On Sunday, May 20 at 2 p.m., Rose makes a return to the hall she helped open 16 years ago. Rose, who writes and performs all completely original music, said she “declared” to her family in 1948 that she wanted to be a piano player and singer when she was four years old. By the age of eight, she was conducting her grandfather’s church choir and went on to receive a bachelor of music education from Temple University. Rose then continued her studies at the Harvard School of Divinity and was later ordained as a Baptist minister.
“Music, for me, is the metaphor for life… it explains the inexplicable,” Rose said. “Singing in a choir is one of the most wholesome team sports in the world in that everyone on the team contributes to the outcome, and, no matter what the outcome, everyone wins.”
Not one to be tied down to one profession, Rose also worked with committees on anti-racism as the years went on and has served as Victoria’s special ambassador for the United Nation’s Children’s Education Fund. At various other times, she has also been a police officer and a sociology teacher. Her music is described as a mix of jazz, blues and gospel, and she has studied and worked with such names as Aretha Franklin, Oscar Peterson, Ray Charles and Leonard Bernstein.
“They call her a force of nature,” said Barry Moore, of the Columbia Valley Music and Festivals Association. “She’s got this tremendous voice, and passion for life… I just like the strength of her voice, she’s very emphatic and emotive when she sings.”

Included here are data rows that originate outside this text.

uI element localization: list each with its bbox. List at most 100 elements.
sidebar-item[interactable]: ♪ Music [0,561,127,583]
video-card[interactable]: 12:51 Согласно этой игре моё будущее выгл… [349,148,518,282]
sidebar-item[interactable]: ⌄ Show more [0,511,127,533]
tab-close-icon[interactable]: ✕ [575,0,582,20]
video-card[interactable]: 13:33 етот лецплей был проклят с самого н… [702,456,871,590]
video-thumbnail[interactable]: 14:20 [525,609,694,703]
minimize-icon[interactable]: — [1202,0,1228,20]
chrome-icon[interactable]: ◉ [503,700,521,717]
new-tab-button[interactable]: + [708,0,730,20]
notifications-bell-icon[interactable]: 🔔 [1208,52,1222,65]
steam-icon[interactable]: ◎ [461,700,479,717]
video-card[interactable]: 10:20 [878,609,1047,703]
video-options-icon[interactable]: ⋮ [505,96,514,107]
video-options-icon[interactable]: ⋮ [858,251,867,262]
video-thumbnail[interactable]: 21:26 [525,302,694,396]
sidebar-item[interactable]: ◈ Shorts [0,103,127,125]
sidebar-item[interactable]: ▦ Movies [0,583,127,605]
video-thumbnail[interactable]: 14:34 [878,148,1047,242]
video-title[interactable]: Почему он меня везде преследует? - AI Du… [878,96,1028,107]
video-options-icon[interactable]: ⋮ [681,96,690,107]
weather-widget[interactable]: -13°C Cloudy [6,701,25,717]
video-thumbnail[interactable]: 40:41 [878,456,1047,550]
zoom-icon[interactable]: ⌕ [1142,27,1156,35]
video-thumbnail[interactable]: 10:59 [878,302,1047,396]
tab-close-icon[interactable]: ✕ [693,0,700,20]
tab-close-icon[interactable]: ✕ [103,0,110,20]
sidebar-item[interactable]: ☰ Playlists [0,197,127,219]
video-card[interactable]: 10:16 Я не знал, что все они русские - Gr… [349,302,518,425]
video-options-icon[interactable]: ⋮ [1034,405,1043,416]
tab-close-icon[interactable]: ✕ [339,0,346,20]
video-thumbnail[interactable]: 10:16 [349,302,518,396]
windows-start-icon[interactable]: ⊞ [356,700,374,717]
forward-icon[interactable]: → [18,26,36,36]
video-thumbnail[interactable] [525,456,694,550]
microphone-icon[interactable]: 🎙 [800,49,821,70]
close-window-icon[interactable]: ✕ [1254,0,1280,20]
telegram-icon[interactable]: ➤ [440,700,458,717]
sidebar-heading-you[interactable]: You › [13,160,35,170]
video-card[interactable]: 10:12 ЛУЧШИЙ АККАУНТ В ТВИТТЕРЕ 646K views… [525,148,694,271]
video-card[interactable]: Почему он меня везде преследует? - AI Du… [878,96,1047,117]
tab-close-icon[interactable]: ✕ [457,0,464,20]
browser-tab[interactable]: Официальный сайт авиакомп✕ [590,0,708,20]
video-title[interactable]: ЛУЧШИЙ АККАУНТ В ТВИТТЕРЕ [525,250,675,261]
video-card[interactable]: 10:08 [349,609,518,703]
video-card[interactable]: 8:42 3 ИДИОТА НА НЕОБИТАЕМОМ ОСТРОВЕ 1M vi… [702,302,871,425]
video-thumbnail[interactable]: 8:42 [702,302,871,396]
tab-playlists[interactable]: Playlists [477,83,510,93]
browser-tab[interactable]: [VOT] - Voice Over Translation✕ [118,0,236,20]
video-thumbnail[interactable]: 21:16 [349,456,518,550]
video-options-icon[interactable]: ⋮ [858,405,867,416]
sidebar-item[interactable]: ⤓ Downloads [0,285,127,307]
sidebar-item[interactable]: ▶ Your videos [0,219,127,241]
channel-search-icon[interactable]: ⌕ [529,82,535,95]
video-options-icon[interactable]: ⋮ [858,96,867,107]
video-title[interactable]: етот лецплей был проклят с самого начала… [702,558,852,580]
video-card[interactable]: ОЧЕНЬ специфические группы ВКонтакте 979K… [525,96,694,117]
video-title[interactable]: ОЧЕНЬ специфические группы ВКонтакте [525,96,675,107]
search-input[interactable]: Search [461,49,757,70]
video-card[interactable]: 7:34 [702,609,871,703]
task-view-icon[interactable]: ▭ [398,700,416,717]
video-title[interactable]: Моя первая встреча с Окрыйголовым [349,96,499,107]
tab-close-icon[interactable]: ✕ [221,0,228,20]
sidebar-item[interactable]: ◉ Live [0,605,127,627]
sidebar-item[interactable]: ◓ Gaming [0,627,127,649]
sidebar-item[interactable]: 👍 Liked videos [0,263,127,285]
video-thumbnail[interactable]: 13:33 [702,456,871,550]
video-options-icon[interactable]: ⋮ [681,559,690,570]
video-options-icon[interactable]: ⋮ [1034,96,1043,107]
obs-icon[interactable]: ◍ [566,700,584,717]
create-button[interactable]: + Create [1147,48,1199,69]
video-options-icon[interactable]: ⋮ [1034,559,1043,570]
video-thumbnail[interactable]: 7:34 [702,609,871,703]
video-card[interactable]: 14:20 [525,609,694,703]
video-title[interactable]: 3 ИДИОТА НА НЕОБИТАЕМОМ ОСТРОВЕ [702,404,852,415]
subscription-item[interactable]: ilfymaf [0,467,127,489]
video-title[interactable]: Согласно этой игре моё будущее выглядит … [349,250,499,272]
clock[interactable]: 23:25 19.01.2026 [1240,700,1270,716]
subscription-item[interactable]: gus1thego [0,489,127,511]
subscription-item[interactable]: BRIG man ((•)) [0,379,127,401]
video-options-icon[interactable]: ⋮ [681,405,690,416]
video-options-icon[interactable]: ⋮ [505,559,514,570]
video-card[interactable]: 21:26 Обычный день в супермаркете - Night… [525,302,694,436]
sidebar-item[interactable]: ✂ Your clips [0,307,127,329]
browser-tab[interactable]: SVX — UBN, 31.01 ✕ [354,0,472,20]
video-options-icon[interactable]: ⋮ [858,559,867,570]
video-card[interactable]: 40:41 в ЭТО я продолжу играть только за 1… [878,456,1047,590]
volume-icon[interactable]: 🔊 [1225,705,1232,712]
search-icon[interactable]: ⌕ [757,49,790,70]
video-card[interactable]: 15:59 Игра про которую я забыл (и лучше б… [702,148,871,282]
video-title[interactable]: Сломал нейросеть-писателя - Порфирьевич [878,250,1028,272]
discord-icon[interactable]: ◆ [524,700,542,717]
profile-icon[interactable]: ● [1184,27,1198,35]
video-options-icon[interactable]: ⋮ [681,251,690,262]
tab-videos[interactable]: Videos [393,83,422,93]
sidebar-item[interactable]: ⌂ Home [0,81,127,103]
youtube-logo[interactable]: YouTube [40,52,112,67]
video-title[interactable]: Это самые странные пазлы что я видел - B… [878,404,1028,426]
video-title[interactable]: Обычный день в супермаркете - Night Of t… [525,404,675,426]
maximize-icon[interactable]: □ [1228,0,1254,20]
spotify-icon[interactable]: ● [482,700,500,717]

Moore has been in part responsible for putting together many of the Edgewater concerts over the years and with the recent news that the grand piano in the hall would be moving to Christ Church Trinity in Invermere, this is likely one of the last shows the Edgewater Community Hall will be able to put on in the foreseeable future.
“My perception of what I do is anything but a performance,” Rose said. “What I do is share what is personal and meaningful to me, with the belief that what is personal and meaningful to me is mutual on some level.”